Like many post-modern people, I have a serious doubt that such a thing as Truth exists; like William James, I’m not sure how we’d recognize it if we came across it. Does truth come dressed in a uniform, or wearing a badge, or naked where other possibilities are clothed? Stories, when they are not considered lies, are perhaps as close as we can come to the elusive nature of ourselves which other forms of self-accounting (analysis, introspection, interpretation etc.) cannot reach. Just as, in a play, every character is speaking for the playwright; just as, in a romance, a child that never grew up is spinning its fantasies: so too, lost, neglected, forgotten, betrayed bits of the self get resurrected in our stories. Sometimes abandoned shapes of us get to consider what might have been had they been chosen. What if, after all, she had decided to remain on a Kibbutz? What if, after all, she hadn’t returned to America after her child was born? Over the years I’ve wondered if it is the sheer telling of a story, the activity of dredging up and putting the pieces together that serves a vivid purpose in reconciling ourselves to ourselves and to our ever-living past. A story organizes, gives form, draws out connecting threads, discovers or imposes meaning. It also reveals truths (note the small ‘t’) some of which hide from the surface of the story but peep through nonetheless in the telling.

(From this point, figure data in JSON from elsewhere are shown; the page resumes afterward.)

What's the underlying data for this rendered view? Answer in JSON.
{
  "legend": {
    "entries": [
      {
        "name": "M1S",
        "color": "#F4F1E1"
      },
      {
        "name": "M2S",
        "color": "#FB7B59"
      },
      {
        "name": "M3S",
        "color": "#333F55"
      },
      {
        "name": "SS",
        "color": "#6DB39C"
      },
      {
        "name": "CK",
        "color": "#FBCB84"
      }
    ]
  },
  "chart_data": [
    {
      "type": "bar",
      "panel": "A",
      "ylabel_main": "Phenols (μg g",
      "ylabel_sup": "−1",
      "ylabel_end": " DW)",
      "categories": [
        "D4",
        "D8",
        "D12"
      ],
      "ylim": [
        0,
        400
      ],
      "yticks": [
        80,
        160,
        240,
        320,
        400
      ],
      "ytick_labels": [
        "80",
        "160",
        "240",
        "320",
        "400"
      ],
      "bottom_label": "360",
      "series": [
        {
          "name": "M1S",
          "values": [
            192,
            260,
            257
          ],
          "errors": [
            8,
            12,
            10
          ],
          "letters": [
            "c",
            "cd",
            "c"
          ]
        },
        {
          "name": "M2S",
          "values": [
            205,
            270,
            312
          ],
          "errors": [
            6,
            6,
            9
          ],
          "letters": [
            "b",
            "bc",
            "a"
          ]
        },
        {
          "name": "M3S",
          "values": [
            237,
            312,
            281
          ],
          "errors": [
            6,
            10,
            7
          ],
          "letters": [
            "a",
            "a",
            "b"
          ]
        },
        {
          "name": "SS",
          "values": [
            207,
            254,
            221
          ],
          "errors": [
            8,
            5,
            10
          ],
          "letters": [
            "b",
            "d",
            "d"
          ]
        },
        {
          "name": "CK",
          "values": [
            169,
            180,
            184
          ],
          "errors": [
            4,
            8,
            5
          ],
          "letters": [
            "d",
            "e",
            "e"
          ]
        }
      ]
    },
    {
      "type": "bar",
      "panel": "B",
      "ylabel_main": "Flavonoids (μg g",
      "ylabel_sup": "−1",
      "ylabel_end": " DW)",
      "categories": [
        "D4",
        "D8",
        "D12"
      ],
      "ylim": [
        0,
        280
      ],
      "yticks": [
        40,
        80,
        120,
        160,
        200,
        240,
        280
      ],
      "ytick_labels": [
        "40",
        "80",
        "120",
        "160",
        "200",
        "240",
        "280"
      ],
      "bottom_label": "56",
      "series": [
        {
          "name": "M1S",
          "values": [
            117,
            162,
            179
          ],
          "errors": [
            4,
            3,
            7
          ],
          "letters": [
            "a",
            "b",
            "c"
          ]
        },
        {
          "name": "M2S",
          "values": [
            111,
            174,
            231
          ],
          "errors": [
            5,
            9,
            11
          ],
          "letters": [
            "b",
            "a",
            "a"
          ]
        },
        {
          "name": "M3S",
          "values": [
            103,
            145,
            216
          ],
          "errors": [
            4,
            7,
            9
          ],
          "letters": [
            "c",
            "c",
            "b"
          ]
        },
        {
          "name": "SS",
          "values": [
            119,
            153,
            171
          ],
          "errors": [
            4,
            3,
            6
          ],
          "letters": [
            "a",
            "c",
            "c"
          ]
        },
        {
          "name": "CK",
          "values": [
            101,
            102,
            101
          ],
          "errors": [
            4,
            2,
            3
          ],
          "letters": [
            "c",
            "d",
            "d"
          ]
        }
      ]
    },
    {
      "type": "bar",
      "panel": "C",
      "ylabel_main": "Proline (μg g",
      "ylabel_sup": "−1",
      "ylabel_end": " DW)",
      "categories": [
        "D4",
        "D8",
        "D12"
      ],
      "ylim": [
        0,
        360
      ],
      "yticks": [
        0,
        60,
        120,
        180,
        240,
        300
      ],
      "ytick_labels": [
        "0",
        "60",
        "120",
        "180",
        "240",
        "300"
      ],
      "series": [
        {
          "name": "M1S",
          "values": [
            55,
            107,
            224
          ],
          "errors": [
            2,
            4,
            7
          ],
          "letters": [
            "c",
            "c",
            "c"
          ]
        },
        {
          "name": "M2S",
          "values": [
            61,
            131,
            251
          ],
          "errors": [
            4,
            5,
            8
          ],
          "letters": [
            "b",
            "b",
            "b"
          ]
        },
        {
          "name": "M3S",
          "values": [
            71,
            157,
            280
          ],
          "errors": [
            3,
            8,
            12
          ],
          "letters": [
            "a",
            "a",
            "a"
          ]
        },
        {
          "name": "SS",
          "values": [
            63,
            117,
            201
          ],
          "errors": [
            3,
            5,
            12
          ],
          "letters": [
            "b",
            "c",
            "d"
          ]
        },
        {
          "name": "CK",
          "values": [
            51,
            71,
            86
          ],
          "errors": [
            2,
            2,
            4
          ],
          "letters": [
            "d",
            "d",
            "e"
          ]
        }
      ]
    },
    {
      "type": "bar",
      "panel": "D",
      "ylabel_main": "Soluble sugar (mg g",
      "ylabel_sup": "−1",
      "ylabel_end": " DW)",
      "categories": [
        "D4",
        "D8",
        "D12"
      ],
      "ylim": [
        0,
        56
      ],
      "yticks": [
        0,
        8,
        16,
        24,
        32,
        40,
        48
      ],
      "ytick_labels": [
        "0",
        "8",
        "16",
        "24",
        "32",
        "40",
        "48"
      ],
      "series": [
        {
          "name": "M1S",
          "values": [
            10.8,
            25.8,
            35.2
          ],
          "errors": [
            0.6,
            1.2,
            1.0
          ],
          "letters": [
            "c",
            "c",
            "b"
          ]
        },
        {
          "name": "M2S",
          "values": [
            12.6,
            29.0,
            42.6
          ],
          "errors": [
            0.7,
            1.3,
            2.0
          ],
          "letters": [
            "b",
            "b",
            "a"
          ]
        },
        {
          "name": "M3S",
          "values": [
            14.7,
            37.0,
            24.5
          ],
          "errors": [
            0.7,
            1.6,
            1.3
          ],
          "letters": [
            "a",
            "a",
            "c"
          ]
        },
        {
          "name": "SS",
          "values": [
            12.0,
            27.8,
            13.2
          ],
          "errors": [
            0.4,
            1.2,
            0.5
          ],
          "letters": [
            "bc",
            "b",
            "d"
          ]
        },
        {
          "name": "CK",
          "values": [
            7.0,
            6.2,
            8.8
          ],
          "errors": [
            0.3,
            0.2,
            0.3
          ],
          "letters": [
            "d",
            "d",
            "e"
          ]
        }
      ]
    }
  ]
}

I find it interesting, when I listen, as a professional listener, with open-ended fascination to a person’s narrative, how flexibly it changes and develops. People stop being afraid of self-contradiction, of the natural tendency for the story to change as details are remembered or dropped or the perspective shifts.
David Grossman, the Israeli novelist, writes wonderfully about the need to tell a story.
"The instinct of telling a story is such a primal urge. We have this need to re-organize our experience, our memory, to make order from the chaos. I remember how comforting it was for me as a child to tell or listen to stories. Every time I start a book, I think about it. There is always this moment when suddenly I start to fantasize, and the story becomes more concrete. Until then it’s very vague-you know, fragments. But then I have this spiritual feeling of being a child again; and being in this place, telling this story, suddenly makes all of this possible for me. And when I say "this" I mean all the complications of being a human being. I do not understand the world around me. I don’t understand why people act the way they do, why people act against themselves, why people are so subjugated to the things that destroy them, why people are so loyal to the things that subjugate them, why people are doomed to make themselves fail exactly at the point where they desperately need to be salvaged. It repeats itself time and again in the lives of individuals and in the lives of peoples-our people, as well. Telling a story creates for me the place where I really understand things, or think I do." (The Nation, 7/11/2005)
I love the emphasis on understanding as opposed to truth, the recognition that stories carry us to understanding, whether or not they serve up an accurate reflection of events. Sometimes when I am writing fiction I feel that I am making things up precisely in order to tell the truth, which needs this seemingly fictional form if it is to emerge. I love the ambiguity of all this; I try to bring it into my professional listening in the form of encouragement and permission. Most people apologize when they repeat themselves. They are embarrassed if they’ve already told a story before. I encourage them to tell it again, as often as they need to, because it is the telling that matters, not the information they might wish to impart. If there is need to tell a story again, in that particular moment, the need must be respected. Something in that moment wants and needs this story, no matter how many times it has been told before. And here, speaking as a writer I can only say: how else will a story get a chance to revise itself if it is not repeated?